One of the main questions addressed in Dr. Furlong's laboratory is the genetic variability of insecticide metabolism and sensitivity in humans. His research group has cloned and sequenced the cDNA's from humans, rabbits, and mice that encode paraoxonase (PON1) an HDL-associated enzyme that inactivates the toxic metabolites of several toxic organophosphate pesticides and nerve agents. The molecular basis of the genetic polymorphism in humans that specifies high or low metabolism has been identified. Dr. Furlong has worked closely with Dr. Lucio Costa in developing a mouse model that has provided valuable information on the role of PON1 in protecting against insecticide exposure.
Recently Dr. Nickerson (Genome Sciences, UW) sequenced the PON1 genes of more than forty individuals and identified close to 200 new polymorphisms. The role of this enzyme in lipid metabolism is also being investigated. A collaborative effort with Dr. Gail Jarvik has shown that low plasma levels of PON1 are a risk factor for carotid artery disease. Since the PON1 family of enzymes appear to play an important role in protecting against oxidative stress, the role of these enzymes as risk factors for other diseases is also being investigated.
A second area of interest is the development of biosensors that have applications in medicine and environmental monitoring.

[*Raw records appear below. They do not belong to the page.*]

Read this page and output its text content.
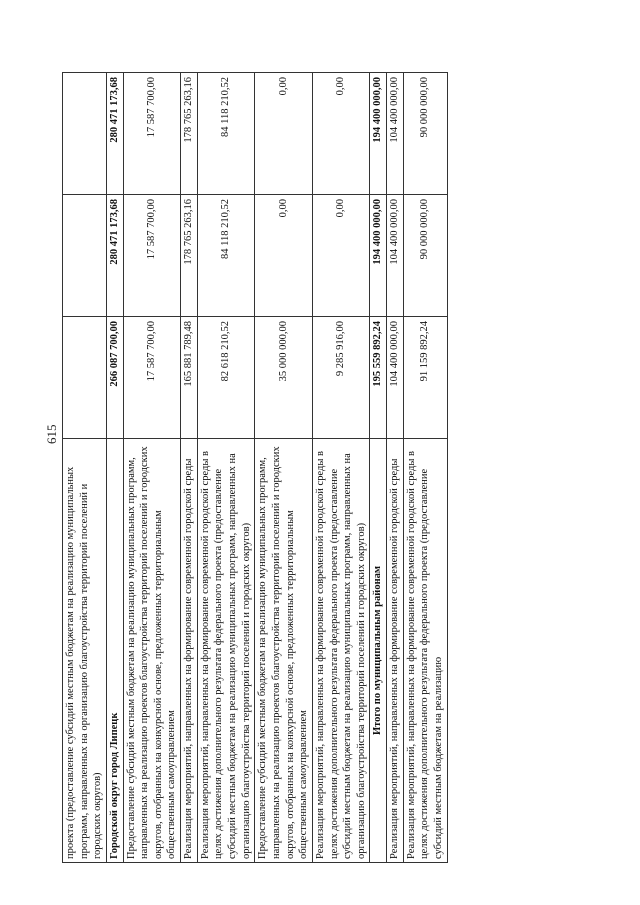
615
проекта (предоставление субсидий местным бюджетам на реализацию муниципальных программ, направленных на организацию благоустройства территорий поселений и городских округов)			
Городской округ город Липецк	266 087 700,00	280 471 173,68	280 471 173,68
Предоставление субсидий местным бюджетам на реализацию муниципальных программ, направленных на реализацию проектов благоустройства территорий поселений и городских округов, отобранных на конкурсной основе, предложенных территориальным общественным самоуправлением	17 587 700,00	17 587 700,00	17 587 700,00
Реализация мероприятий, направленных на формирование современной городской среды	165 881 789,48	178 765 263,16	178 765 263,16
Реализация мероприятий, направленных на формирование современной городской среды в целях достижения дополнительного результата федерального проекта (предоставление субсидий местным бюджетам на реализацию муниципальных программ, направленных на организацию благоустройства территорий поселений и городских округов)	82 618 210,52	84 118 210,52	84 118 210,52
Предоставление субсидий местным бюджетам на реализацию муниципальных программ, направленных на реализацию проектов благоустройства территорий поселений и городских округов, отобранных на конкурсной основе, предложенных территориальным общественным самоуправлением	35 000 000,00	0,00	0,00
Реализация мероприятий, направленных на формирование современной городской среды в целях достижения дополнительного результата федерального проекта (предоставление субсидий местным бюджетам на реализацию муниципальных программ, направленных на организацию благоустройства территорий поселений и городских округов)	9 285 916,00	0,00	0,00
Итого по муниципальным районам	195 559 892,24	194 400 000,00	194 400 000,00
Реализация мероприятий, направленных на формирование современной городской среды	104 400 000,00	104 400 000,00	104 400 000,00
Реализация мероприятий, направленных на формирование современной городской среды в целях достижения дополнительного результата федерального проекта (предоставление субсидий местным бюджетам на реализацию	91 159 892,24	90 000 000,00	90 000 000,00
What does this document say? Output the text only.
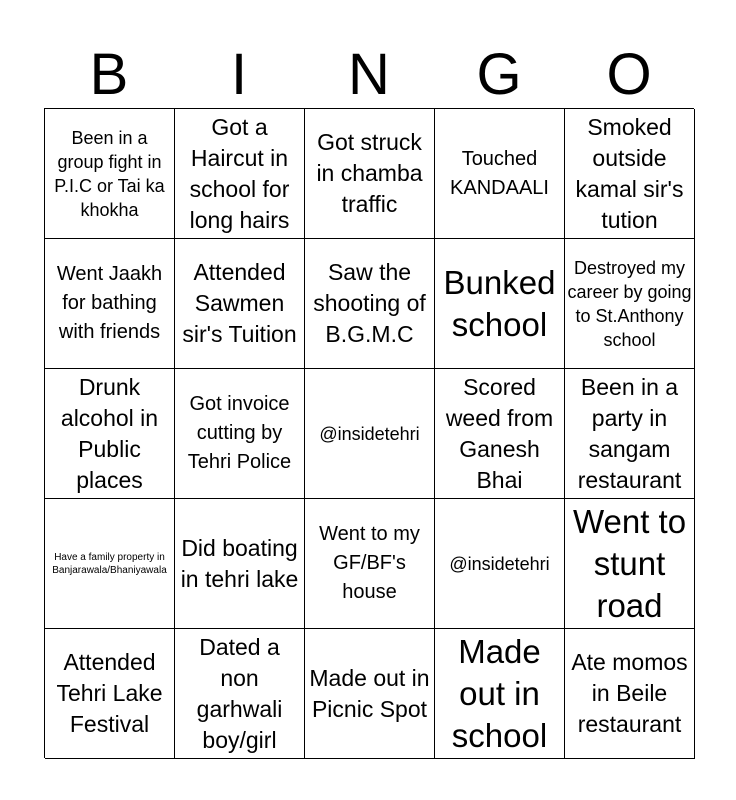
B	I	N	G	O
Been in a group fight in P.I.C or Tai ka khokha
Got a Haircut in school for long hairs
Got struck in chamba traffic
Touched KANDAALI
Smoked outside kamal sir's tution
Went Jaakh for bathing with friends
Attended Sawmen sir's Tuition
Saw the shooting of B.G.M.C
Bunked school
Destroyed my career by going to St.Anthony school
Drunk alcohol in Public places
Got invoice cutting by Tehri Police
@insidetehri
Scored weed from Ganesh Bhai
Been in a party in sangam restaurant
Have a family property in Banjarawala/Bhaniyawala
Did boating in tehri lake
Went to my GF/BF's house
@insidetehri
Went to stunt road
Attended Tehri Lake Festival
Dated a non garhwali boy/girl
Made out in Picnic Spot
Made out in school
Ate momos in Beile restaurant
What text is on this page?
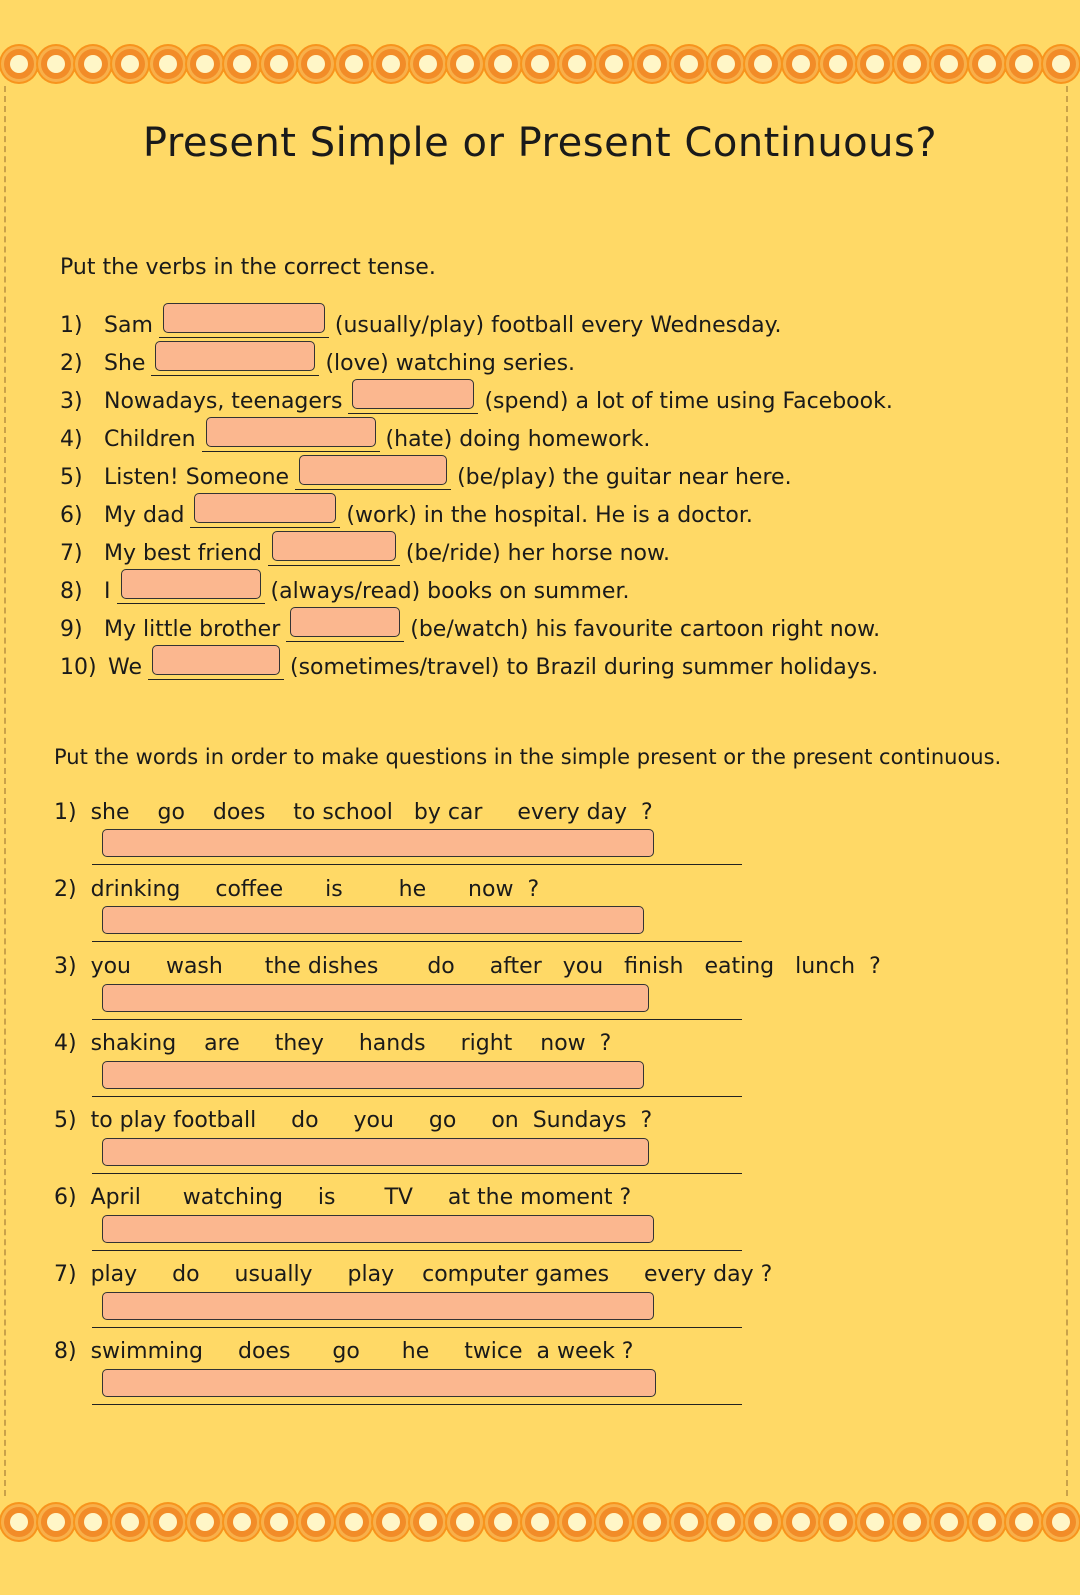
Present Simple or Present Continuous?
Put the verbs in the correct tense.
1) Sam	(usually/play) football every Wednesday.
2) She	(love) watching series.
3) Nowadays, teenagers	(spend) a lot of time using Facebook.
4) Children	(hate) doing homework.
5) Listen! Someone	(be/play) the guitar near here.
6) My dad	(work) in the hospital. He is a doctor.
7) My best friend	(be/ride) her horse now.
8) I	(always/read) books on summer.
9) My little brother	(be/watch) his favourite cartoon right now.
10) We	(sometimes/travel) to Brazil during summer holidays.
Put the words in order to make questions in the simple present or the present continuous.
1)  she    go    does    to school   by car     every day  ?
2)  drinking     coffee      is        he      now  ?
3)  you     wash      the dishes       do     after   you   finish   eating   lunch  ?
4)  shaking    are     they     hands     right    now  ?
5)  to play football     do     you     go     on  Sundays  ?
6)  April      watching     is       TV     at the moment ?
7)  play     do     usually     play    computer games     every day ?
8)  swimming     does      go      he     twice  a week ?
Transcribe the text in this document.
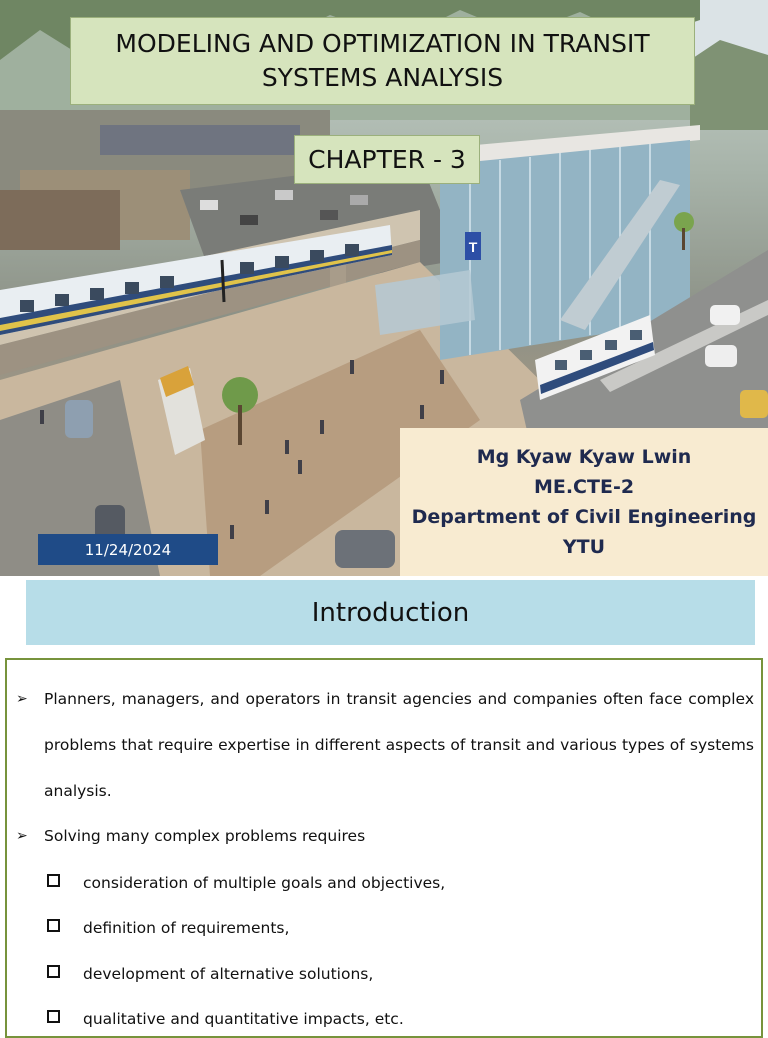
T
MODELING AND OPTIMIZATION IN TRANSIT SYSTEMS ANALYSIS
CHAPTER - 3
Mg Kyaw Kyaw Lwin
ME.CTE-2
Department of Civil Engineering
YTU
11/24/2024
Introduction
➢ Planners, managers, and operators in transit agencies and companies often face complex problems that require expertise in different aspects of transit and various types of systems analysis.
➢ Solving many complex problems requires
consideration of multiple goals and objectives,
definition of requirements,
development of alternative solutions,
qualitative and quantitative impacts, etc.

They have developed a fully portable surface plasmon resonance (SPR)-based sensor system that can monitor up to 24 analytes at a time.
Shih, D.M., Gu, L., Y.-R. Xia, M. Mavab, W.-F. Li, S. Hama, L.W. Castellani, C.E. Furlong, L.G. Costa, A.M. Fogelman and A.J. Lusis. 1998. Serum paraoxonase knockout mice are susceptible to organophosphate insecticides and lipoprotein oxidation. Nature 394: 284-287.
Li, W.-F., L.G. Costa and C.E. Furlong. 1997. Paraoxonase (Pon1) gene in mice: sequencing, chromosomal location, and developmental expression. Pharmacogenet. 7: 137-144.
Davies, H., R.J. Richter, M. Keifer, C. Broomfield, J. Sowalla and C.E. Furlong. 1996. The effect of the human serum paraoxonase polymorphism is reversed with diazoxon, soman and sarin. Nature Genetics 14: 334-336.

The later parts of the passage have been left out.